Artı Gerçek’ten İrfan Aktan, 29 gazeteciden aldığı birer soruyu Demirtaş’a iletti.
Buna göre sorular ve Demirtaş’ın cevaplarından bazıları şöyle:
AİHM Türkiye yargılamaları tarihinde sayılı kararlardan birini vererek hukuksuz bir biçimde tutuklandığınıza hükmetti. Mahkeme sizi haklı bulmasına karşın tutukluluğunuz altıncı yılına giriyor. Kıdemli bir ‘haklı’ olarak, özgür bir biçimde siyaset yapıyor olsaydınız nasıl bir adalet sistemi kurardınız? AKP iktidarından sonraki hükümetin yargıdaki çürümeyi bitirmek için nereden başlaması gerekiyor? Yargı bu kadar ele geçirilmişken karşılaşılacak en büyük zorluk ne olacak? Zorluklar karşısında nasıl bir yol izlemeliler? (Canan Coşkun, Diken)
Genel olarak toplumda adalet ve yargıda adalet konusu tek başına bir yasal düzenleme meselesi değildir. Öncelikle demokrasi ve insan hakları kültürünün gelişmesine odaklanmak lazım. Yani insanın niteliği artmadan yargıda adalet sağlanamaz. İlkokuldan üniversiteye kadar zorunlu insan hakları, eşitlik, demokrasi dersleri eğitimi olmalı, her şehirde insan hakları akademisi açılmalı ve yaygın halk eğitimi ile halkın bilinç düzeyi artırılmalı.
Dizilerden reklamlara, filmlerden tiyatro oyunlarına, edebiyata kadar tüm alanlarda seferberlik ruhuyla insan hakları, ayırımcılık, demokrasi konuları ele alınmalı. Bu kültürde yetişmiş hakimler ve savcılar hazır hale geldiğinde iyi yasalar ve adil işleyen bağımsız yargı anlamlı hale gelebilir. Tüm bunlarla birlikte, en temel adaletsizlik ekonomi alanındadır ve sınıf çelişkisindedir. Sömürü düzeni zayıflatılmadan tarafsız bağımsız yargı da adalet de sağlanamaz. Hepsi iç içe yürüyen bir mücadele bütünü şeklinde ele alınmalıdır.
Siz Ahmet Davutoğlu’nun katılım ve şikayetinin de olduğu bir davadan yargılanıyorsunuz.

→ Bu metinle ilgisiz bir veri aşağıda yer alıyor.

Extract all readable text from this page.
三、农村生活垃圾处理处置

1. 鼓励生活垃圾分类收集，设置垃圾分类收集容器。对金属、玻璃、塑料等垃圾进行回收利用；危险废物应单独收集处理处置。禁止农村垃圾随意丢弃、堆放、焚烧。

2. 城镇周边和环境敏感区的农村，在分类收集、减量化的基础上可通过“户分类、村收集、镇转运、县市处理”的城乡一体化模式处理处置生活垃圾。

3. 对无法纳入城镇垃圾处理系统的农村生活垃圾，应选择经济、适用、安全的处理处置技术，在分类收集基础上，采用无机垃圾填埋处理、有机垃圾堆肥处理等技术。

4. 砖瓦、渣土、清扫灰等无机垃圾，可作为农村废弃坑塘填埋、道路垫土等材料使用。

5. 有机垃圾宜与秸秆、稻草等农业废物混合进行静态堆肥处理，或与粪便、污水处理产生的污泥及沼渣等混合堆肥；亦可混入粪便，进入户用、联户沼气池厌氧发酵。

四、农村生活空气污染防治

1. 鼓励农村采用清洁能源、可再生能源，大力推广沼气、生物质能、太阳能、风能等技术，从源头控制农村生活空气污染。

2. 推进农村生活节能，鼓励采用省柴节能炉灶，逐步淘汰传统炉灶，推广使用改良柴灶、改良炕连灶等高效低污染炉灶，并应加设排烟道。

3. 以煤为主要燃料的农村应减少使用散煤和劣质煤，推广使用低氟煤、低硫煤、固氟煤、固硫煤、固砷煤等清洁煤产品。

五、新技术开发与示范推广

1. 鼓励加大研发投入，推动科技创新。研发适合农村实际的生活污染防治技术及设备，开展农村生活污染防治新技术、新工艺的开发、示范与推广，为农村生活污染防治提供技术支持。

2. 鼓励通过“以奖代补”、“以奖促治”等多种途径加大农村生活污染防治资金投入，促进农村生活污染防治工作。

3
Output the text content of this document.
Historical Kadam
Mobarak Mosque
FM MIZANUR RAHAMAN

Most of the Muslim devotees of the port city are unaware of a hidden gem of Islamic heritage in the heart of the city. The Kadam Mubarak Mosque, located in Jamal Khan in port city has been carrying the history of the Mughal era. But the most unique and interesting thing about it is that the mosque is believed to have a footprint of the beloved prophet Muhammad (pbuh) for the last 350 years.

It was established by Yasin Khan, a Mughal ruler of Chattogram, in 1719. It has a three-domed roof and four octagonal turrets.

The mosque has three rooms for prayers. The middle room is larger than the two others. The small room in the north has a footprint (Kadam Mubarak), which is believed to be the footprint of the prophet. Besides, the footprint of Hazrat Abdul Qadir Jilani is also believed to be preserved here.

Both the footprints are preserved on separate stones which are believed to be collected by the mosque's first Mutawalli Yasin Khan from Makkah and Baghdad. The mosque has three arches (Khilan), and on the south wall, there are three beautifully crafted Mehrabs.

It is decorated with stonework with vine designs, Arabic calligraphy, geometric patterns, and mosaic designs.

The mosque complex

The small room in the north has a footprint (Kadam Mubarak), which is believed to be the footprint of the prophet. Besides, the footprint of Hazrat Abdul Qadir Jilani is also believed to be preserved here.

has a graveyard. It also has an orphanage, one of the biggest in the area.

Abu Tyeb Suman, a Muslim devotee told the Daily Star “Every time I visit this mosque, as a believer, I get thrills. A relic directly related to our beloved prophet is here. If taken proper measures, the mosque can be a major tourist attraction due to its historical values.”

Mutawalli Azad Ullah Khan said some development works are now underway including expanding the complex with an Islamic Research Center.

Davutoğlu’nun şikayetten feragat etmesinin sizin açınızdan ne gibi bir anlamı olacak? Sizce 7 Haziran-1 Kasım 2015 süreciyle ilgili kimler konuşmalı? (Candan Yıldız, T24)
Hukuki açıdan değişen pek fazla bir şey olmaz ama siyasi tutum açısından olumlu bir adım olur. Özgürlükleri savunmak pratikte de tutarlı olmayı gerektirir. 7 Haziran 2015 – 1 Kasım 2015 arasında yaşananları birilerinin anlatmasını bekleyerek gerçekleri öğrenemeyeceğiz. Seçimden sonra bir Meclis Araştırma Komisyonu kurulmalı ve o dönem tüm yönleriyle araştırılıp rapor alarak TBMM ‘ye sunulmalı. Ben de o komisyona beyanda bulunmaya, katkı sunmaya hazırım.
O dönemde son derece sinsi, kirli ve karanlık bir operasyonlar silsilesi yaşandı. 15 Temmuz şaibeli darbe girişiminin taşları da o dönemde döşendi. Bunların hepsinin ortaya çıkarılması hayati önemdedir. Bugünkü tek adam rejimini inşa süreci de o dönemin yıkımı üzerinden planlandı. Gerçekler mutlaka ortaya çıkarılmalı, hesaplaşma ve yüzleşme gerçekleşmeli ki, bu tür kirli oyunlar bir daha sahnelenmesin.
‘En ideal günah keçisi olarak gösteriliyorum’
Yüzlerce insanın hayatını kaybettiği 7 Haziran – 1 Kasım 2015 sürecinde HDP Eş genel başkanıydınız. Türkiye yeni bir seçime giderken son Mersin saldırısıyla benzer bir sürecin ortaya çıkacağı endişesini yaşıyor, bu yönde uyarılar yapılıyor. O döneme dair bir siyasetçi olarak özeleştiriniz var mı, bugün başta kendi partiniz olmak üzere muhalefete önerileriniz nedir? (Nergis Demirkaya, Gazete Duvar)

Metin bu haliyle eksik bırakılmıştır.